I think (2) is the realistic spin, and could go wrong reputationally (like in the examples you showed) if there's no interesting scientific alignment progress made in the pause-period.
I don't expect there to be a lack of interesting progress, though. There's plenty of unexplored work in interpretability alone that could provide many low-hanging fruit results. This is something I naturally expect out of a young field with a huge space of unexplored empirical and theoretical questions. If there's plenty of alignment research output during that time, then I'm not sure the pause will really be seen as a failure.
Yeah, agree. I'd say one of the best ways to do this is to make it clear what the purpose of the pause is and defining what counts as the pause being a success (e.g. significant research output).
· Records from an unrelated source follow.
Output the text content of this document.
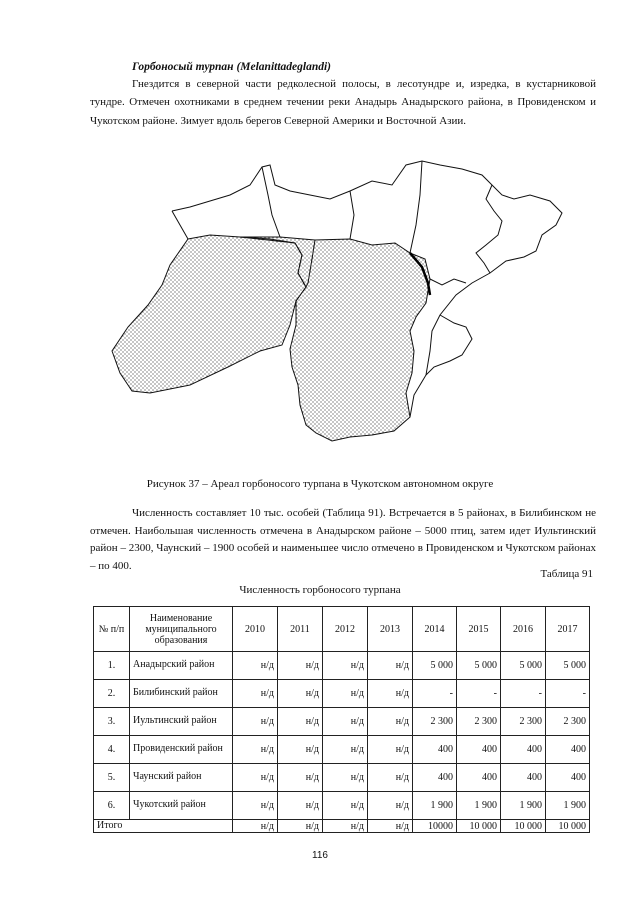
Горбоносый турпан (Melanittadeglandi)

Гнездится в северной части редколесной полосы, в лесотундре и, изредка, в кустарниковой тундре. Отмечен охотниками в среднем течении реки Анадырь Анадырского района, в Провиденском и Чукотском районе. Зимует вдоль берегов Северной Америки и Восточной Азии.

Рисунок 37 – Ареал горбоносого турпана в Чукотском автономном округе

Численность составляет 10 тыс. особей (Таблица 91). Встречается в 5 районах, в Билибинском не отмечен. Наибольшая численность отмечена в Анадырском районе – 5000 птиц, затем идет Иультинский район – 2300, Чаунский – 1900 особей и наименьшее число отмечено в Провиденском и Чукотском районах – по 400.

Таблица 91

Численность горбоносого турпана

№ п/п	Наименование муниципального образования	2010	2011	2012	2013	2014	2015	2016	2017
1.	Анадырский район	н/д	н/д	н/д	н/д	5 000	5 000	5 000	5 000
2.	Билибинский район	н/д	н/д	н/д	н/д	-	-	-	-
3.	Иультинский район	н/д	н/д	н/д	н/д	2 300	2 300	2 300	2 300
4.	Провиденский район	н/д	н/д	н/д	н/д	400	400	400	400
5.	Чаунский район	н/д	н/д	н/д	н/д	400	400	400	400
6.	Чукотский район	н/д	н/д	н/д	н/д	1 900	1 900	1 900	1 900
Итого		н/д	н/д	н/д	н/д	10000	10 000	10 000	10 000

116
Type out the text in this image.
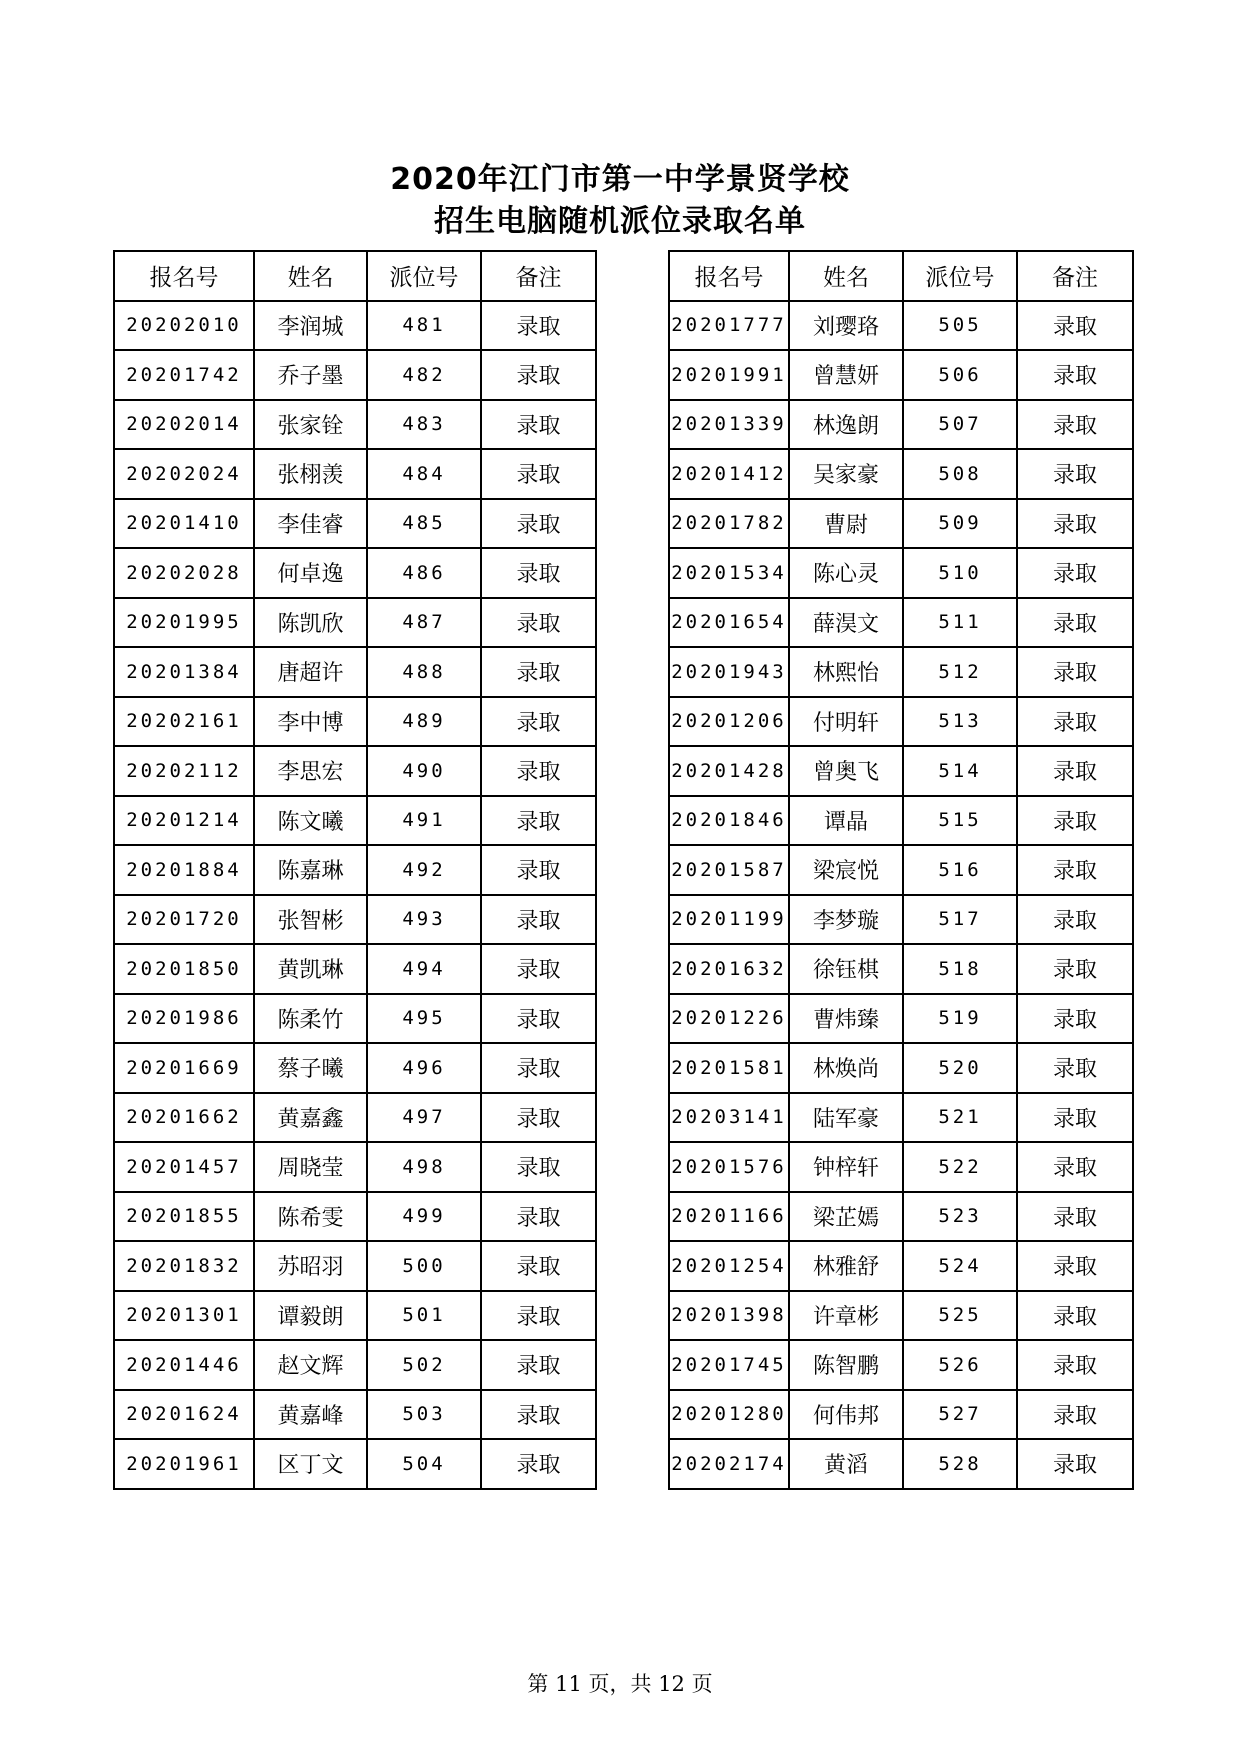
2020年江门市第一中学景贤学校
招生电脑随机派位录取名单
报名号	姓名	派位号	备注
20202010	李润城	481	录取
20201742	乔子墨	482	录取
20202014	张家铨	483	录取
20202024	张栩羡	484	录取
20201410	李佳睿	485	录取
20202028	何卓逸	486	录取
20201995	陈凯欣	487	录取
20201384	唐超许	488	录取
20202161	李中博	489	录取
20202112	李思宏	490	录取
20201214	陈文曦	491	录取
20201884	陈嘉琳	492	录取
20201720	张智彬	493	录取
20201850	黄凯琳	494	录取
20201986	陈柔竹	495	录取
20201669	蔡子曦	496	录取
20201662	黄嘉鑫	497	录取
20201457	周晓莹	498	录取
20201855	陈希雯	499	录取
20201832	苏昭羽	500	录取
20201301	谭毅朗	501	录取
20201446	赵文辉	502	录取
20201624	黄嘉峰	503	录取
20201961	区丁文	504	录取
报名号	姓名	派位号	备注
20201777	刘璎珞	505	录取
20201991	曾慧妍	506	录取
20201339	林逸朗	507	录取
20201412	吴家豪	508	录取
20201782	曹尉	509	录取
20201534	陈心灵	510	录取
20201654	薛淏文	511	录取
20201943	林熙怡	512	录取
20201206	付明轩	513	录取
20201428	曾奥飞	514	录取
20201846	谭晶	515	录取
20201587	梁宸悦	516	录取
20201199	李梦璇	517	录取
20201632	徐钰棋	518	录取
20201226	曹炜臻	519	录取
20201581	林焕尚	520	录取
20203141	陆军豪	521	录取
20201576	钟梓轩	522	录取
20201166	梁芷嫣	523	录取
20201254	林雅舒	524	录取
20201398	许章彬	525	录取
20201745	陈智鹏	526	录取
20201280	何伟邦	527	录取
20202174	黄滔	528	录取
第 11 页，共 12 页
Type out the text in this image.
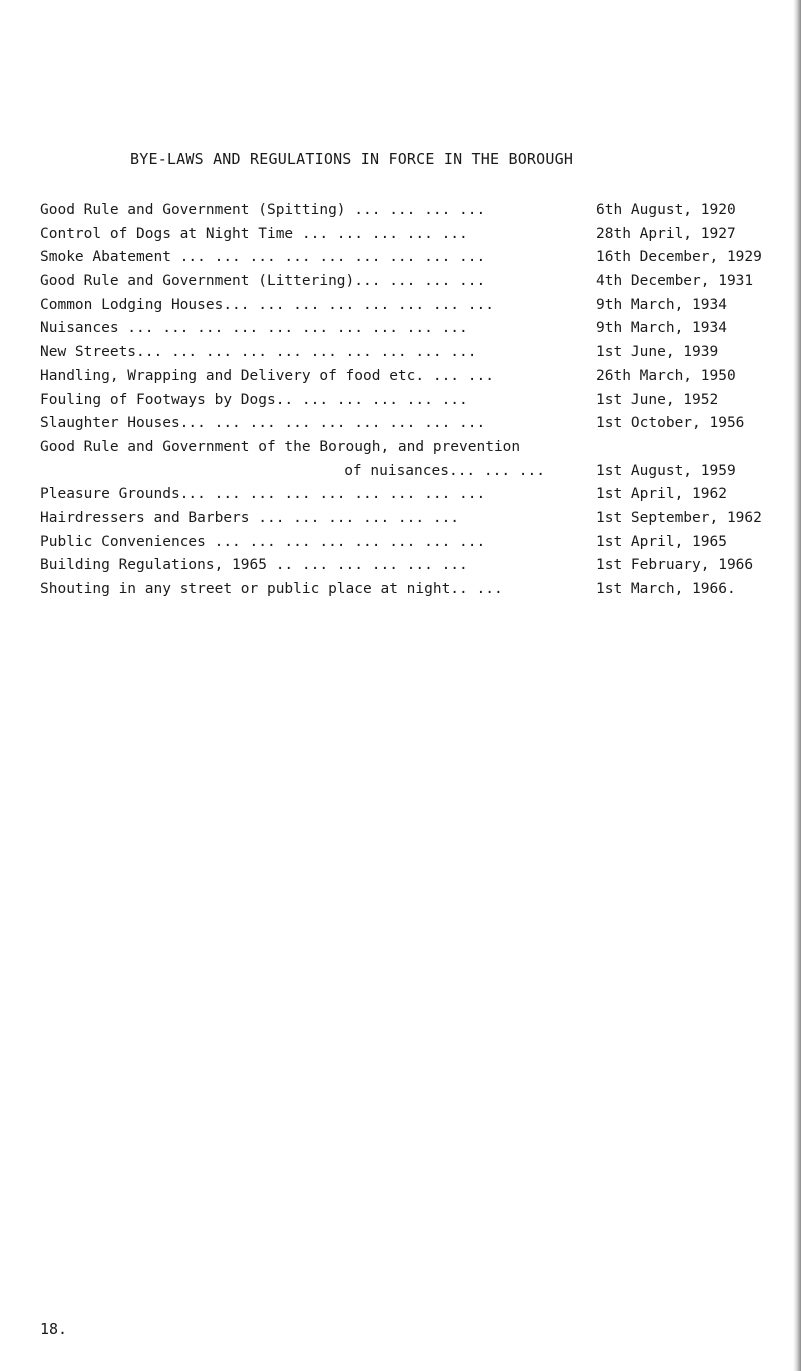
BYE-LAWS AND REGULATIONS IN FORCE IN THE BOROUGH
Good Rule and Government (Spitting) ... ... ... ...	6th August, 1920
Control of Dogs at Night Time ... ... ... ... ...	28th April, 1927
Smoke Abatement ... ... ... ... ... ... ... ... ...	16th December, 1929
Good Rule and Government (Littering)... ... ... ...	4th December, 1931
Common Lodging Houses... ... ... ... ... ... ... ...	9th March, 1934
Nuisances ... ... ... ... ... ... ... ... ... ...	9th March, 1934
New Streets... ... ... ... ... ... ... ... ... ...	1st June, 1939
Handling, Wrapping and Delivery of food etc. ... ...	26th March, 1950
Fouling of Footways by Dogs.. ... ... ... ... ...	1st June, 1952
Slaughter Houses... ... ... ... ... ... ... ... ...	1st October, 1956
Good Rule and Government of the Borough, and prevention
of nuisances... ... ...	1st August, 1959
Pleasure Grounds... ... ... ... ... ... ... ... ...	1st April, 1962
Hairdressers and Barbers ... ... ... ... ... ...	1st September, 1962
Public Conveniences ... ... ... ... ... ... ... ...	1st April, 1965
Building Regulations, 1965 .. ... ... ... ... ...	1st February, 1966
Shouting in any street or public place at night.. ...	1st March, 1966.
18.
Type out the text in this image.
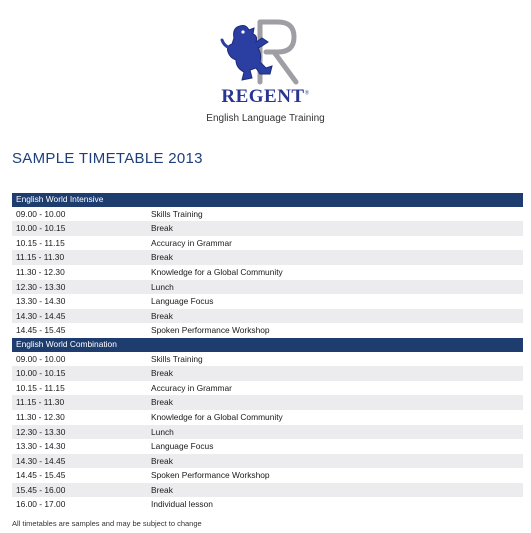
REGENT®
English Language Training
SAMPLE TIMETABLE 2013
English World Intensive	
09.00 - 10.00	Skills Training
10.00 - 10.15	Break
10.15 - 11.15	Accuracy in Grammar
11.15 - 11.30	Break
11.30 - 12.30	Knowledge for a Global Community
12.30 - 13.30	Lunch
13.30 - 14.30	Language Focus
14.30 - 14.45	Break
14.45 - 15.45	Spoken Performance Workshop
English World Combination	
09.00 - 10.00	Skills Training
10.00 - 10.15	Break
10.15 - 11.15	Accuracy in Grammar
11.15 - 11.30	Break
11.30 - 12.30	Knowledge for a Global Community
12.30 - 13.30	Lunch
13.30 - 14.30	Language Focus
14.30 - 14.45	Break
14.45 - 15.45	Spoken Performance Workshop
15.45 - 16.00	Break
16.00 - 17.00	Individual lesson
All timetables are samples and may be subject to change
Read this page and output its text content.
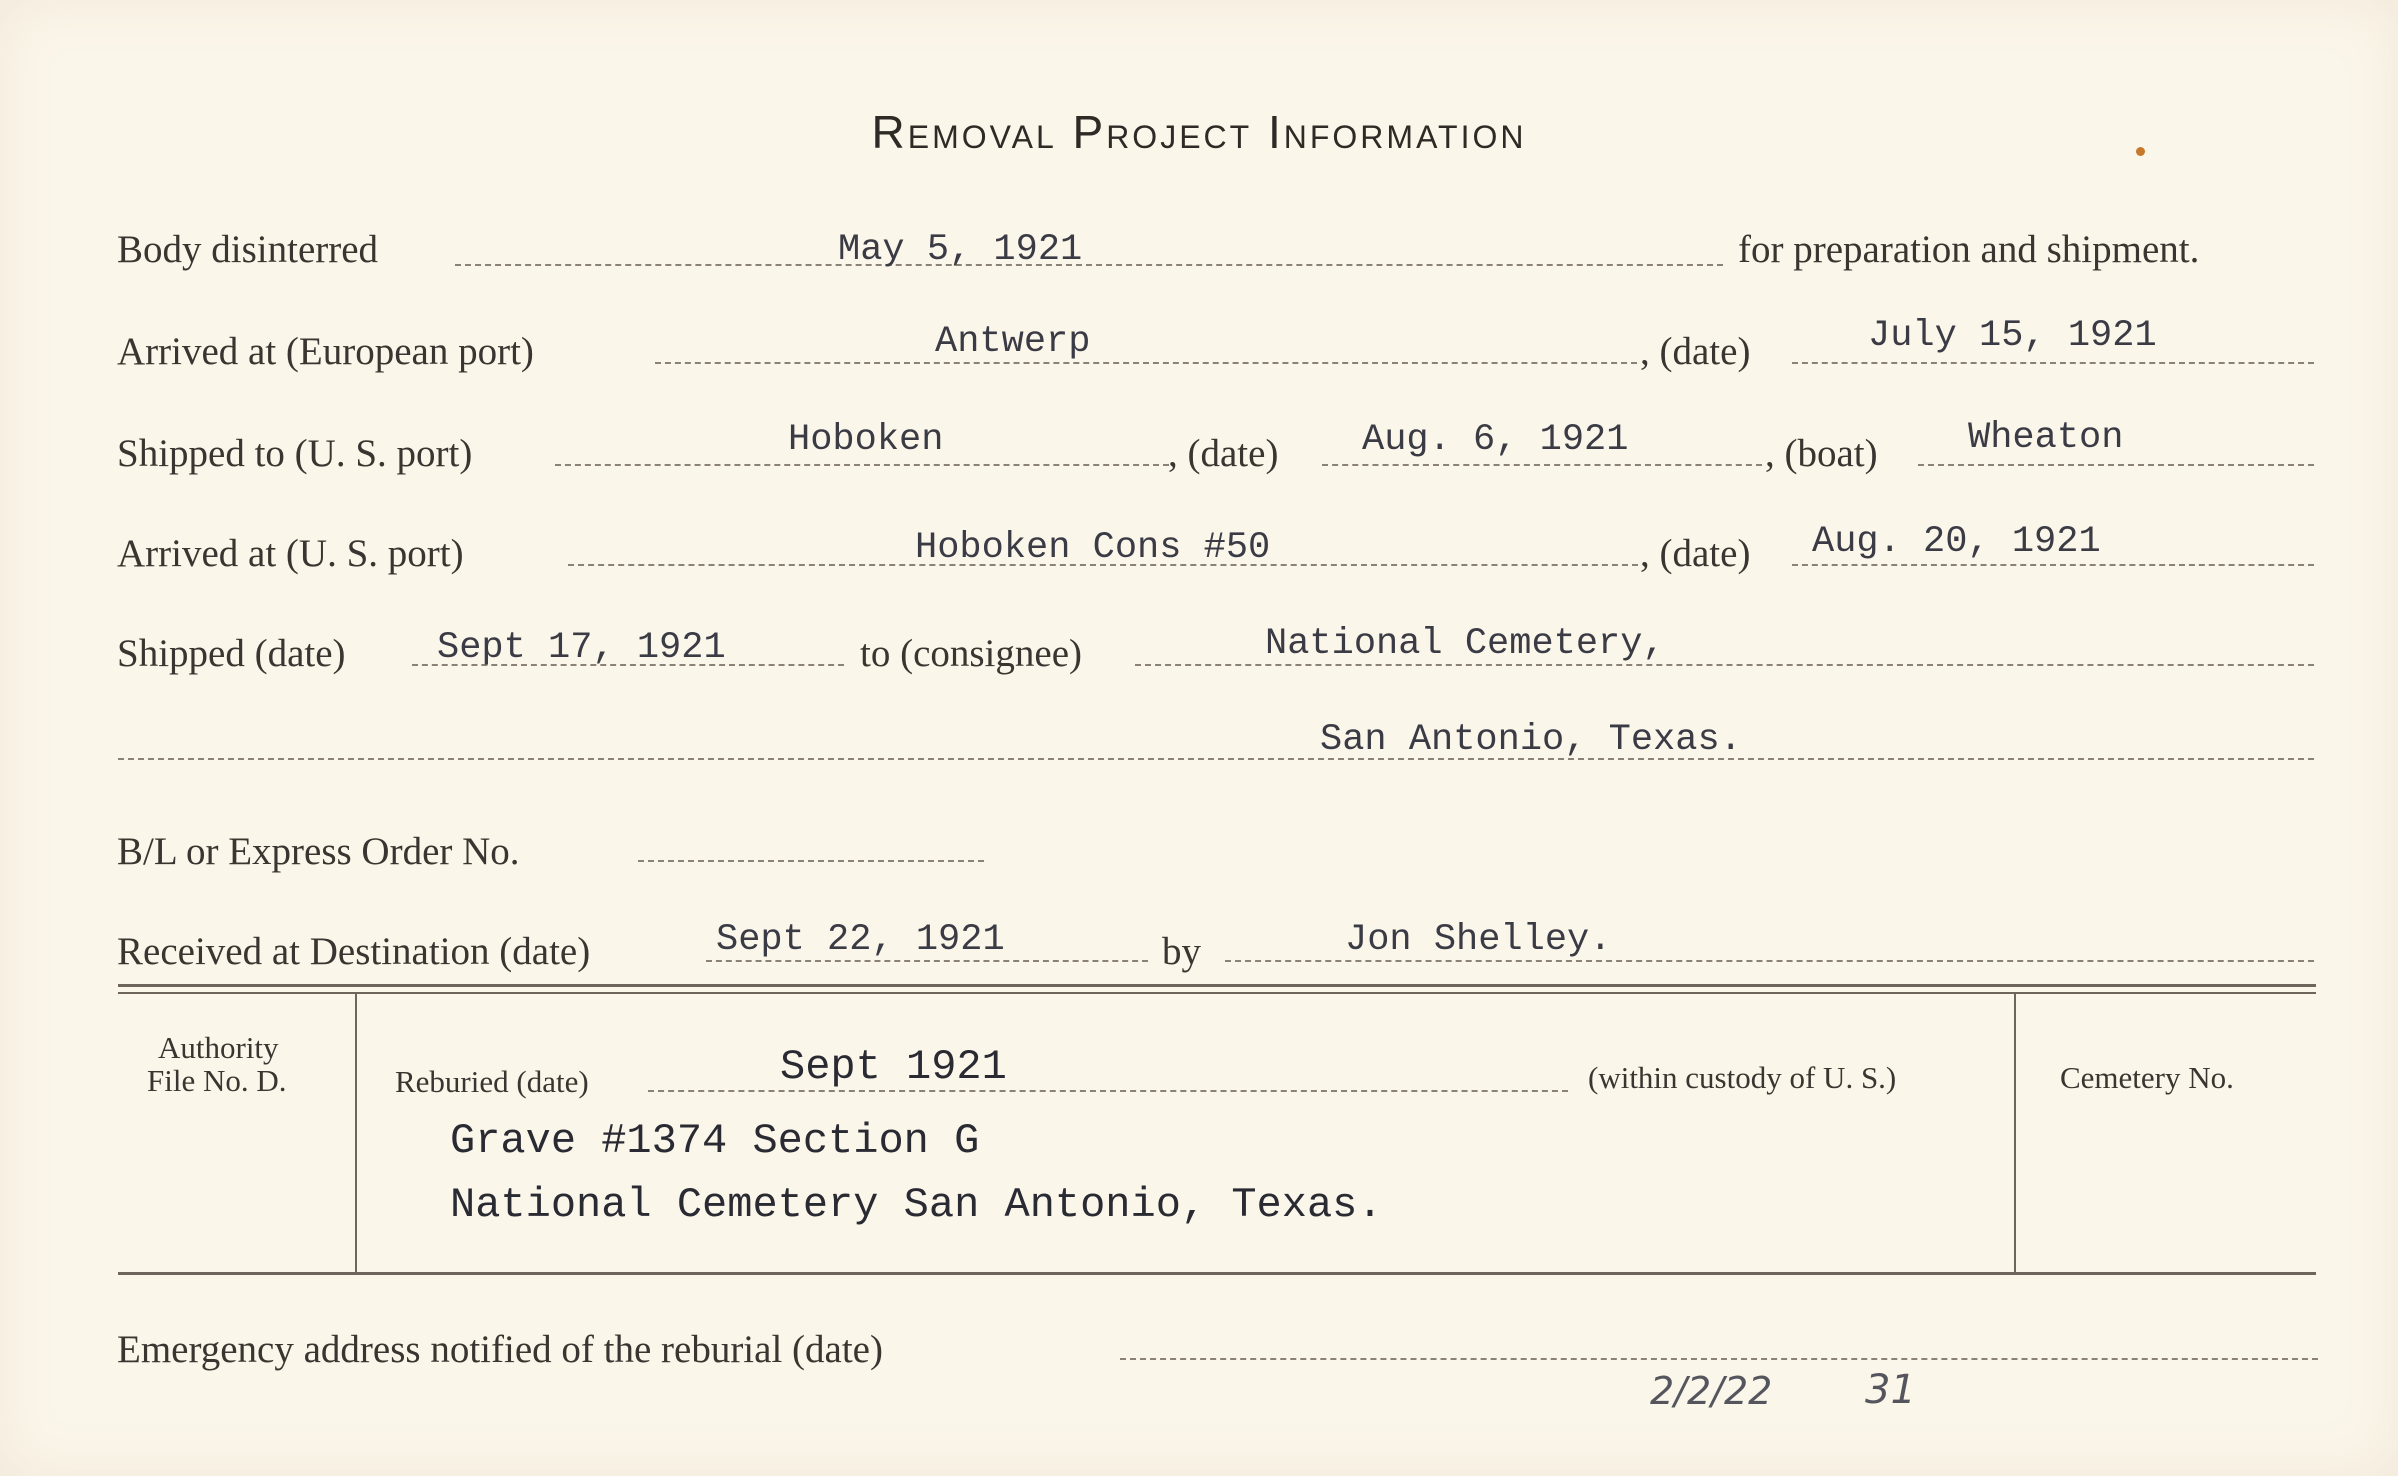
Removal Project Information
Body disinterred	May 5, 1921	for preparation and shipment.
Arrived at (European port)	Antwerp	, (date)	July 15, 1921
Shipped to (U. S. port)	Hoboken	, (date) Aug. 6, 1921	, (boat) Wheaton
Arrived at (U. S. port)	Hoboken Cons #50	, (date) Aug. 20, 1921
Shipped (date) Sept 17, 1921	to (consignee)	National Cemetery,
San Antonio, Texas.
B/L or Express Order No.
Received at Destination (date)	Sept 22, 1921	by	Jon Shelley.
Authority
File No. D.	Reburied (date)	Sept 1921	(within custody of U. S.)	Cemetery No.
Grave #1374 Section G
National Cemetery San Antonio, Texas.
Emergency address notified of the reburial (date)
2/2/22 31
Also, your pro-pause points seem quite important, in my opinion, and outweigh the 'reputational risks' by a lot:
I'd honestly find it a bit surprising if the reaction to this was to ignore future coordination for AI safety with a high probability. "Pausing to catch up alignment work" doesn't seem like the kind of thing which leads the world to think "AI can never be existentially dangerous" and results in future coordination being harder. If AI keeps being more impressive than the SOTA now, I'm not really sure risk concerns will easily go away.